Um zukünftige „Blockierer“ des Fortschritts des digitalen Gesundheitswesens zu vermeiden, enthalte das kommende E-Health-Gesetz, wie Gröhe bekannt gab, Regelungen zur finanziellen Sanktionierung. Man erhoffe sich davon die Akteure zu animieren, rechtlich festgelegte Fristen einzuhalten.

Laut DAZ.online sehe der Referentenentwurf des E-Health-Gesetzes ab Oktober 2016 einen schriftlichen Medikationsplan für Patienten vor, die regelmäßig mehr als fünf Medikamente einnehmen. In dem Plan seien alle Medikamente, sowie ihre Anwendungshinweise aufzuführen und ständig vom Hausarzt zu aktualisieren. Später solle der Medikationsplan dann auch auf der elektronischen Gesundheitskarte gespeichert werden können.
Der Start für das E-Health-Gesetz werde laut Entwurf 2016 sein. Ab Mitte 2016 werde es möglich sein, Stammdaten zwischen Arzt und Kasse zu tauschen. Dafür sei es notwendig, alle Akteure zu vernetzen. Für 2018 sehe das Gesetz vor, die Notfalldaten, elektronische Patientenakten und Entlassungsbriefe auf der eGK zu hinterlegen.

Eine Illustration der neuen eGK und noch mehr zu Thema finden Sie hier.

Quelle:
DAZ.online, 13.01.2015
e-health.com, 13.01.2015
Ärzte Zeitung, 14.01.2015

Elektronischer Arztbrief im Testverfahren

07. November 2014 | von

Ziel des Projekts „eArztbrief“ der Kassenärztlichen Vereinigung Westfalen-Lippe (KVWL) sei, laut KVWL-Vorstand Kriedel, die Praxistauglichkeit des Briefes sicherzustellen. Mit Hilfe des elektronischen Arztbriefes wolle man die Vernetzung und Kommunikation verbessern, so der Vorstand.
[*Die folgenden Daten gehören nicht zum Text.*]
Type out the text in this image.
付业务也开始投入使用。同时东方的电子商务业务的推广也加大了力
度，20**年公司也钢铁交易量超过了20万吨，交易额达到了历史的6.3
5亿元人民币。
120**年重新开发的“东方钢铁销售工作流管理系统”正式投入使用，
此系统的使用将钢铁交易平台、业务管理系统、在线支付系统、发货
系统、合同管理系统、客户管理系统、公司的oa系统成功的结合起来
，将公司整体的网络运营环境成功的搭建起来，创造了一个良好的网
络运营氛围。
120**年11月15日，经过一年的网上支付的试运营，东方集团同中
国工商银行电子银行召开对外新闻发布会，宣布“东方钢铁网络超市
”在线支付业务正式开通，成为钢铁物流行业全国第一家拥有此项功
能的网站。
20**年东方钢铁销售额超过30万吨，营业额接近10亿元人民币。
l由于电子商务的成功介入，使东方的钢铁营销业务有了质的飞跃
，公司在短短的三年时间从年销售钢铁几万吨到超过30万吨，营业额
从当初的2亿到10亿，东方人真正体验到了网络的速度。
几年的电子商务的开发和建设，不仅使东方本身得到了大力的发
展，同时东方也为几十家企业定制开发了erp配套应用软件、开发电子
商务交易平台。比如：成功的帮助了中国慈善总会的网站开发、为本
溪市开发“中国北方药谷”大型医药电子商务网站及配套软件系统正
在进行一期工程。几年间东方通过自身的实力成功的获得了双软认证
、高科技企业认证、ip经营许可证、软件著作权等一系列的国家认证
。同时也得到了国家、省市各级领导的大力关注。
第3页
An dem Projekt würden etwa 300 Ärzte und Kliniken teilnehmen, die ersten hätten bereits begonnen.

Der Brief enthalte eine Kopfzeile und ein nicht änderbares PDF. In der nächsten Stufe solle der elektronische Brief direkt in die Patientenakte miteinfließen, gab Kriedel bekannt.

Bewähre sich das Programm, so ziehe man in Betracht nächstes Jahr auch das elektronische Einweisungs- und Entlassungsmanagement zu testen.

Quelle:
Ärzte Zeitung, 23.10.2014

NRW plant elektronisch gestützes Einweisungs- und Entlassungsmanagement

28. März 2013 | von

Zur Optimierung des Einweisungs- und Entlassungsmanagements im Krankenhaus plant Nordrhein Westfalen ein einheitliches elektronisches Verfahren. „Der Patient ist derzeit bei seinem Weg durch das Gesundheitssystem völlig allein und unbegleitet“, kritisierte der Vorstandsvorsitzender der Kassenärztlichen Vereinigung Nordrhein (KVNo), Peter Potthoff.
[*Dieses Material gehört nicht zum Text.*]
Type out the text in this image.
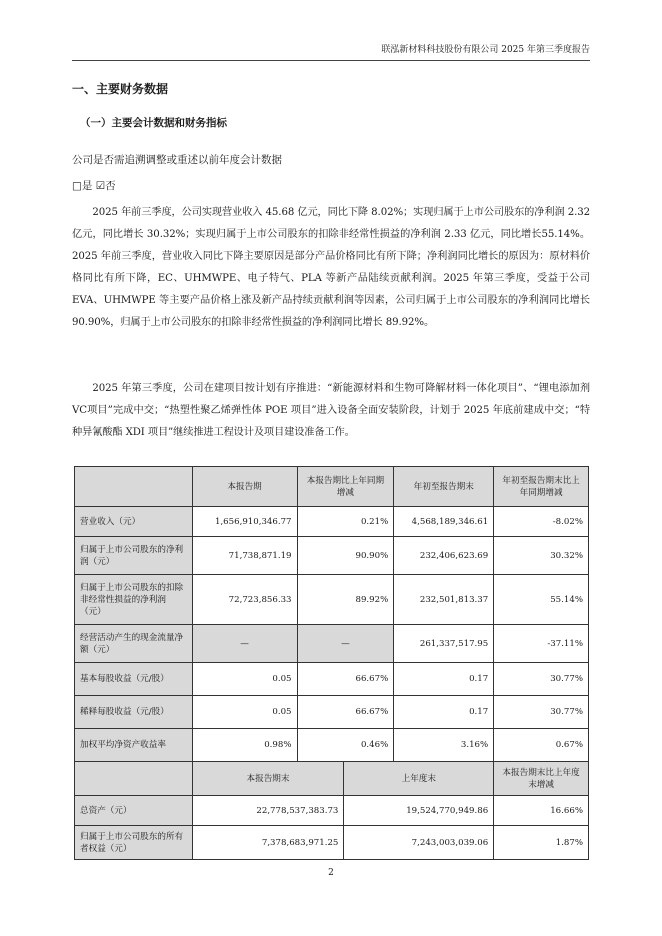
联泓新材料科技股份有限公司 2025 年第三季度报告
一、主要财务数据
（一）主要会计数据和财务指标
公司是否需追溯调整或重述以前年度会计数据
□是 ☑否
2025 年前三季度，公司实现营业收入 45.68 亿元，同比下降 8.02%；实现归属于上市公司股东的净利润 2.32 亿元，同比增长 30.32%；实现归属于上市公司股东的扣除非经常性损益的净利润 2.33 亿元，同比增长55.14%。2025 年前三季度，营业收入同比下降主要原因是部分产品价格同比有所下降；净利润同比增长的原因为：原材料价格同比有所下降，EC、UHMWPE、电子特气、PLA 等新产品陆续贡献利润。2025 年第三季度，受益于公司 EVA、UHMWPE 等主要产品价格上涨及新产品持续贡献利润等因素，公司归属于上市公司股东的净利润同比增长 90.90%，归属于上市公司股东的扣除非经常性损益的净利润同比增长 89.92%。
2025 年第三季度，公司在建项目按计划有序推进：“新能源材料和生物可降解材料一体化项目”、“锂电添加剂VC项目”完成中交；“热塑性聚乙烯弹性体 POE 项目”进入设备全面安装阶段，计划于 2025 年底前建成中交；“特种异氰酸酯 XDI 项目”继续推进工程设计及项目建设准备工作。
	本报告期	本报告期比上年同期增减		年初至报告期末	年初至报告期末比上年同期增减
营业收入（元）	1,656,910,346.77	0.21%		4,568,189,346.61	-8.02%
归属于上市公司股东的净利润（元）	71,738,871.19	90.90%		232,406,623.69	30.32%
归属于上市公司股东的扣除非经常性损益的净利润（元）	72,723,856.33	89.92%		232,501,813.37	55.14%
经营活动产生的现金流量净额（元）	—	—		261,337,517.95	-37.11%
基本每股收益（元/股）	0.05	66.67%		0.17	30.77%
稀释每股收益（元/股）	0.05	66.67%		0.17	30.77%
加权平均净资产收益率	0.98%	0.46%		3.16%	0.67%
	本报告期末		上年度末		本报告期末比上年度末增减
总资产（元）	22,778,537,383.73		19,524,770,949.86		16.66%
归属于上市公司股东的所有者权益（元）	7,378,683,971.25		7,243,003,039.06		1.87%
2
Abhilfe diesbezüglich soll ein elektronisch unterstütztes Überleitungsverfahren schaffen, damit der Informationsaustausch zwischen ambulantem und stationärem Sektor verbessert wird.

Das System soll zunächst im Raum Düren getestet werden, wo bereits seit drei Jahren Erfahrungen mit dem elektronischen Arztbrief gesammelt werden.